Summary and Conclusions (cont.) The CEFM has been combined with the radiolysis model, RADIOCHEM, and with the Mixed Potential Model, MPM, to produce powerful BWR simulation codes, DAMAGE- PREDICTOR, ALERT, and REMAIN. These codes predict coolant chemistry, ECP, and state point crack growth rate for any location in the coolant circuit and, in the case of ALERT and REMAIN, also predict accumulated damage along the Corrosion Evolutionary Path (CEP). Comparison of the predictions with plant data from the Leibstadt BWR (Switzerland) and from a BWR in Taiwan reveals excellent agreement. An even more advanced BWR code is under development, We have developed a somewhat similar code for predicting the electrochemistry of Pressurized Water Reactor (PWR) primary coolant circuits.

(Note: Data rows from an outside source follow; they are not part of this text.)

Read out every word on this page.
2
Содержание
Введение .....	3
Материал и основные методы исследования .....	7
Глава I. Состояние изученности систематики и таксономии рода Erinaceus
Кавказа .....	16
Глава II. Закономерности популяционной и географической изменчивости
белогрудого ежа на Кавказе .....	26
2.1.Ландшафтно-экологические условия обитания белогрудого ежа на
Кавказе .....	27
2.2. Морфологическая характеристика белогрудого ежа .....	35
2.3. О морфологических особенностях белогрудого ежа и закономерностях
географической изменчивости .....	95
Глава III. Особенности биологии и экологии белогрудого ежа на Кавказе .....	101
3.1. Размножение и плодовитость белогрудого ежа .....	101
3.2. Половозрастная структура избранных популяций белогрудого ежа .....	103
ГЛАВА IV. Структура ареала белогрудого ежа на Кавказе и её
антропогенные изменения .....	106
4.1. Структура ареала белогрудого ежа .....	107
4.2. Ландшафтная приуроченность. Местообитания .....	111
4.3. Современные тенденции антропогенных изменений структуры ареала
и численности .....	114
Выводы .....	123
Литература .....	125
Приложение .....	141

ACKNOWLEDGEMTS The author gratefully acknowledges the contributions made to this work by the following: Professor Mirna Urquidi-Macdonald, Pennsylvania State University. Dr. George R. Engelhardt, OLI Systems Inc and Adjunct Professor, Pennsylvania State University. Dr. T.-K. Yeh, National Tsing-Hua University, Taiwan, former student. Dr. Iouri Balachov, SRI International, Menlo Park, CA. Amit Jian, former MS student at Penn State. HanSang Kim, Penn State, current Ph.D. student. Department of Energy and SRI International for financial support.